City Life – Gardeners’ Dreams, Sector 15, Gurgaon
Family of a couple.
[Text and photos by Mayank Austen Soofi]
It was decided some years ago: Mangal and his wife, Reena, will continue with their jobs until the career of their children are shaped — at least.
“That is our hope… we don’t want them to stick to our professions.”
The couple are gardeners in a public park in Gurgaon’s Sector 15 in the Greater Delhi Region, and their home is a corner of the garden itself. It’s not that Mangal and Reena don’t like their job, “but we have to work under the sun, in the rain, in the heat, in the cold, amid all the dust.” The hope is that their kids—Srishti, Sanjay and Kapil—go on to study well, so that they can get well-paying white-collar jobs, and hopefully be able to “work inside AC (air-conditioned) buildings and spend the whole day sitting comfortably with computers.”
On this pleasantly cool and sunny afternoon, Mangal is watering a bushy hedge while Reena is working on the other side of the garden. Mangal gestures towards a sari-clad figure in the distance. That’s his wife. Perhaps she is cutting the grass, but it is very difficult to confirm from a distance. Otherwise there hardly seems to be any visitor in the park, apart from a few other gardeners.

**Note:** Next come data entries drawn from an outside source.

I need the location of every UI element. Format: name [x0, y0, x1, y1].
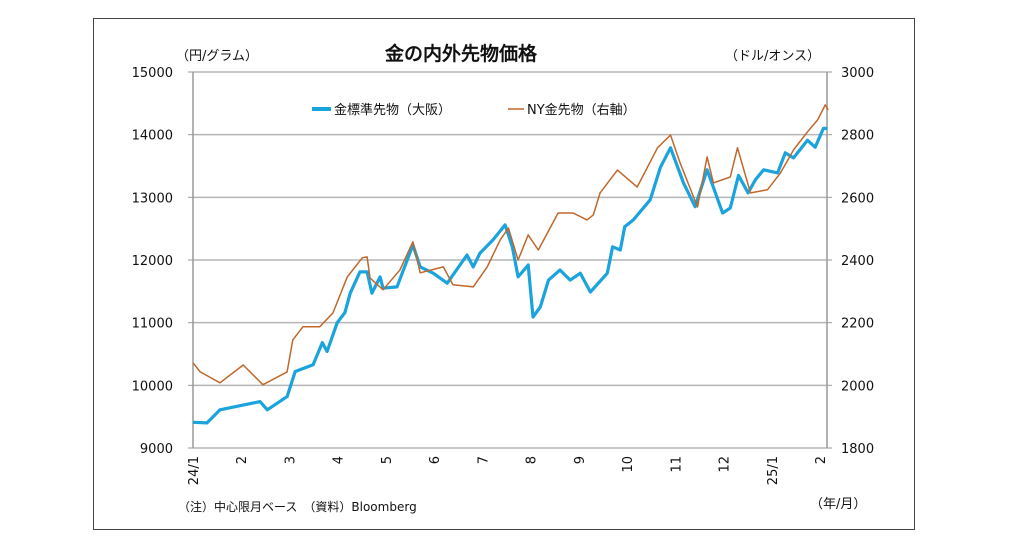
right-tick-label: 3000: [841, 66, 874, 81]
source-note: （注）中心限月ベース （資料）Bloomberg: [178, 499, 417, 514]
x-tick-label: 8: [525, 456, 540, 464]
left-tick-label: 14000: [132, 129, 173, 144]
x-tick-label: 3: [283, 456, 298, 464]
left-tick-label: 15000: [132, 66, 173, 81]
chart-title: 金の内外先物価格: [384, 42, 538, 65]
left-tick-label: 13000: [132, 191, 173, 206]
x-tick-label: 25/1: [766, 456, 781, 485]
x-tick-label: 5: [380, 456, 395, 464]
right-axis-unit: （ドル/オンス）: [725, 49, 820, 64]
series-line-osaka-gold: [192, 126, 828, 425]
x-tick-label: 2: [814, 456, 829, 464]
left-axis-unit: （円/グラム）: [176, 49, 258, 64]
legend-label-ny: NY金先物（右軸）: [527, 102, 636, 118]
right-tick-label: 2600: [841, 191, 874, 206]
x-tick-label: 11: [669, 456, 684, 473]
right-tick-label: 2200: [841, 317, 874, 332]
left-tick-label: 10000: [132, 379, 173, 394]
left-tick-label: 11000: [132, 317, 173, 332]
x-axis-unit: （年/月）: [810, 497, 866, 512]
series-line-ny-gold: [192, 104, 829, 386]
right-tick-label: 2400: [841, 254, 874, 269]
right-tick-label: 2000: [841, 379, 874, 394]
right-tick-label: 1800: [841, 442, 874, 457]
x-tick-label: 10: [621, 456, 636, 473]
x-tick-label: 6: [428, 456, 443, 464]
right-tick-label: 2800: [841, 129, 874, 144]
left-tick-label: 12000: [132, 254, 173, 269]
x-tick-label: 12: [718, 456, 733, 473]
left-tick-label: 9000: [140, 442, 173, 457]
x-tick-label: 9: [573, 456, 588, 464]
x-tick-label: 24/1: [187, 456, 202, 485]
chart-frame: [93, 18, 915, 530]
legend-label-osaka: 金標準先物（大阪）: [334, 102, 451, 118]
x-tick-label: 4: [332, 456, 347, 464]
x-tick-label: 2: [235, 456, 250, 464]
legend: 金標準先物（大阪） NY金先物（右軸）: [312, 102, 636, 118]
x-tick-label: 7: [476, 456, 491, 464]
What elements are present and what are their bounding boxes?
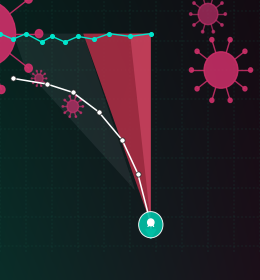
Circle shape bbox=[189, 68, 193, 72]
Circle shape bbox=[69, 95, 70, 97]
Circle shape bbox=[221, 2, 223, 4]
Point bbox=[24, 31, 28, 36]
Circle shape bbox=[204, 52, 238, 88]
Circle shape bbox=[210, 38, 214, 42]
Circle shape bbox=[195, 49, 199, 53]
Point bbox=[149, 31, 153, 36]
Circle shape bbox=[221, 24, 223, 26]
Circle shape bbox=[44, 73, 45, 74]
Circle shape bbox=[249, 68, 253, 72]
Point bbox=[149, 222, 153, 226]
Polygon shape bbox=[130, 34, 151, 224]
Circle shape bbox=[193, 2, 195, 4]
Circle shape bbox=[243, 87, 247, 91]
Circle shape bbox=[69, 116, 70, 117]
Circle shape bbox=[80, 112, 82, 113]
Circle shape bbox=[64, 99, 65, 101]
Point bbox=[71, 90, 75, 95]
Circle shape bbox=[82, 106, 83, 107]
Circle shape bbox=[46, 78, 47, 79]
Circle shape bbox=[67, 100, 79, 113]
Circle shape bbox=[75, 95, 77, 97]
Point bbox=[107, 31, 111, 36]
Point bbox=[128, 34, 132, 39]
Circle shape bbox=[224, 13, 226, 15]
Circle shape bbox=[35, 74, 43, 83]
Circle shape bbox=[198, 3, 218, 25]
Circle shape bbox=[75, 116, 77, 117]
Circle shape bbox=[36, 70, 37, 71]
Polygon shape bbox=[13, 34, 135, 190]
Circle shape bbox=[25, 0, 32, 3]
Point bbox=[120, 138, 124, 142]
Polygon shape bbox=[83, 34, 151, 224]
Circle shape bbox=[190, 13, 192, 15]
Circle shape bbox=[228, 38, 232, 42]
Point bbox=[50, 34, 54, 39]
Circle shape bbox=[31, 78, 32, 79]
Circle shape bbox=[35, 30, 43, 38]
Circle shape bbox=[41, 85, 42, 87]
Point bbox=[40, 40, 44, 44]
Circle shape bbox=[210, 98, 214, 102]
Point bbox=[97, 110, 101, 114]
Circle shape bbox=[148, 219, 154, 226]
Point bbox=[0, 31, 2, 36]
Circle shape bbox=[62, 106, 63, 107]
Point bbox=[11, 76, 15, 81]
Circle shape bbox=[0, 85, 5, 94]
Circle shape bbox=[202, 31, 204, 33]
Circle shape bbox=[64, 112, 65, 113]
Circle shape bbox=[32, 73, 34, 74]
Circle shape bbox=[80, 99, 82, 101]
Circle shape bbox=[193, 24, 195, 26]
Point bbox=[45, 82, 49, 86]
Circle shape bbox=[41, 70, 42, 71]
Point bbox=[136, 171, 140, 176]
Circle shape bbox=[243, 49, 247, 53]
Circle shape bbox=[228, 98, 232, 102]
Circle shape bbox=[212, 31, 214, 33]
Point bbox=[92, 37, 96, 41]
Point bbox=[63, 40, 67, 44]
Point bbox=[76, 34, 80, 39]
Circle shape bbox=[25, 64, 32, 72]
Circle shape bbox=[195, 87, 199, 91]
Circle shape bbox=[36, 85, 37, 87]
Circle shape bbox=[139, 212, 163, 238]
Polygon shape bbox=[146, 229, 156, 239]
Circle shape bbox=[0, 0, 16, 67]
Point bbox=[11, 37, 15, 41]
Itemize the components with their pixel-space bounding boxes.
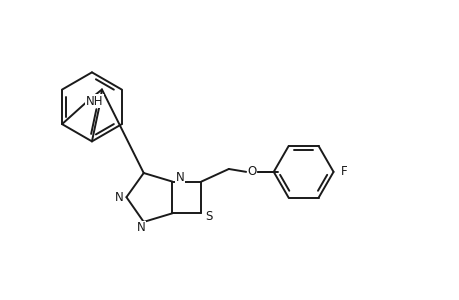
Text: N: N — [175, 171, 184, 184]
Text: O: O — [246, 165, 256, 178]
Text: NH: NH — [86, 94, 103, 107]
Text: S: S — [205, 210, 212, 223]
Text: N: N — [114, 191, 123, 204]
Text: F: F — [340, 165, 347, 178]
Text: N: N — [136, 221, 145, 234]
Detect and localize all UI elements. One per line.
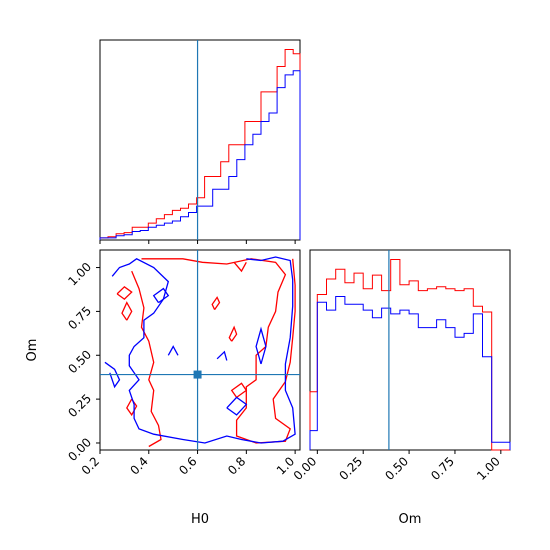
contour-series-2-2 bbox=[216, 350, 228, 361]
joint-xtick-label-1: 0.4 bbox=[128, 454, 151, 477]
joint-ytick-label-3: 0.75 bbox=[65, 304, 94, 333]
contour-series-1-7 bbox=[116, 285, 133, 300]
contour-series-2-6 bbox=[104, 361, 121, 389]
om-marginal-xtick-label-3: 0.75 bbox=[428, 454, 457, 483]
contour-series-2-4 bbox=[255, 326, 267, 365]
joint-ytick-label-1: 0.25 bbox=[65, 391, 94, 420]
joint-ytick-label-2: 0.50 bbox=[65, 347, 94, 376]
om-marginal-xtick-label-2: 0.50 bbox=[382, 454, 411, 483]
joint-xlabel: H0 bbox=[191, 512, 209, 527]
contour-series-1-5 bbox=[230, 382, 248, 398]
contour-series-1-4 bbox=[228, 325, 238, 342]
contour-series-1-8 bbox=[211, 296, 221, 310]
joint-ylabel: Om bbox=[25, 339, 40, 362]
om-hist-series-2 bbox=[309, 296, 511, 450]
h0-hist-series-1 bbox=[99, 49, 301, 240]
contour-series-2-0 bbox=[111, 256, 296, 444]
om-marginal-xtick-label-0: 0.00 bbox=[291, 454, 320, 483]
contour-series-1-2 bbox=[126, 398, 138, 417]
joint-ytick-label-4: 1.00 bbox=[65, 260, 94, 289]
contour-series-2-5 bbox=[152, 287, 170, 304]
h0-hist-series-2 bbox=[99, 70, 301, 240]
joint-frame bbox=[99, 249, 301, 451]
contour-series-1-6 bbox=[233, 261, 247, 273]
contour-series-1-0 bbox=[141, 258, 296, 444]
om-marginal-xtick-label-4: 1.00 bbox=[474, 454, 503, 483]
contour-series-2-3 bbox=[226, 396, 248, 416]
joint-xtick-label-0: 0.2 bbox=[79, 454, 102, 477]
om-marginal-xlabel: Om bbox=[399, 512, 422, 527]
contour-series-2-1 bbox=[167, 345, 179, 356]
om-marginal-frame bbox=[309, 249, 511, 451]
contour-series-1-3 bbox=[121, 301, 133, 321]
joint-xtick-label-2: 0.6 bbox=[176, 454, 199, 477]
om-marginal-xtick-label-1: 0.25 bbox=[337, 454, 366, 483]
om-hist-series-1 bbox=[309, 259, 510, 451]
h0-marginal-frame bbox=[99, 39, 301, 241]
contour-series-1-1 bbox=[131, 270, 162, 448]
joint-xtick-label-3: 0.8 bbox=[225, 454, 248, 477]
joint-contours bbox=[104, 256, 296, 448]
joint-truth-marker bbox=[193, 370, 202, 379]
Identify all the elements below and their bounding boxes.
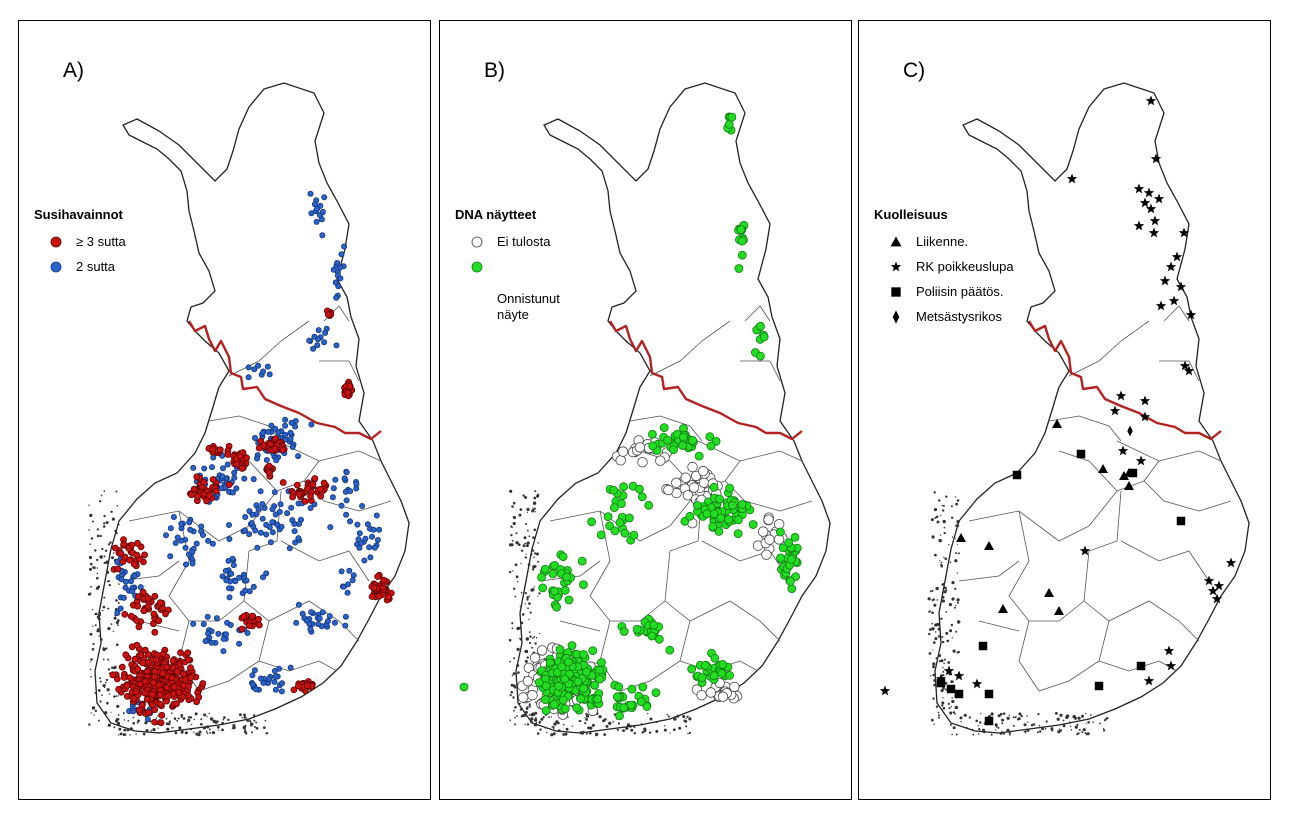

A native of Mahoba, in Madhya Pradesh, Mangal and his family have been in the Millennium City since 2008. “Pitaji was a construction labourer,” he says, referring to his father, who spent his working life in towns around his village.
“But life is better in Gurgawa (sic). We are happy for our children.”
Suddenly looking confessional, Mangal starts muttering about his finances. “We are not able to earn much… together we earn 15,000 rupees each month, out of which we are able to save 4,000 to 6,000 rupees only.”
Taking a break, Mangal sits down under a tree. One of his sons appears and shyly sits on his lap. Mangal breaks into a smile. “He is studying from our mobile phone… schools are closed because of coronavirus,” Mangal explains while kissing his son’s head, adding, “The rest is their naseeb (fate).”
A few minutes later, Mangal is back to work while the son goes to sit by his mother. He is busy with the mobile. “He is playing video game,” his mother says, in a mildly scolding tone, before returning to her job with the grass.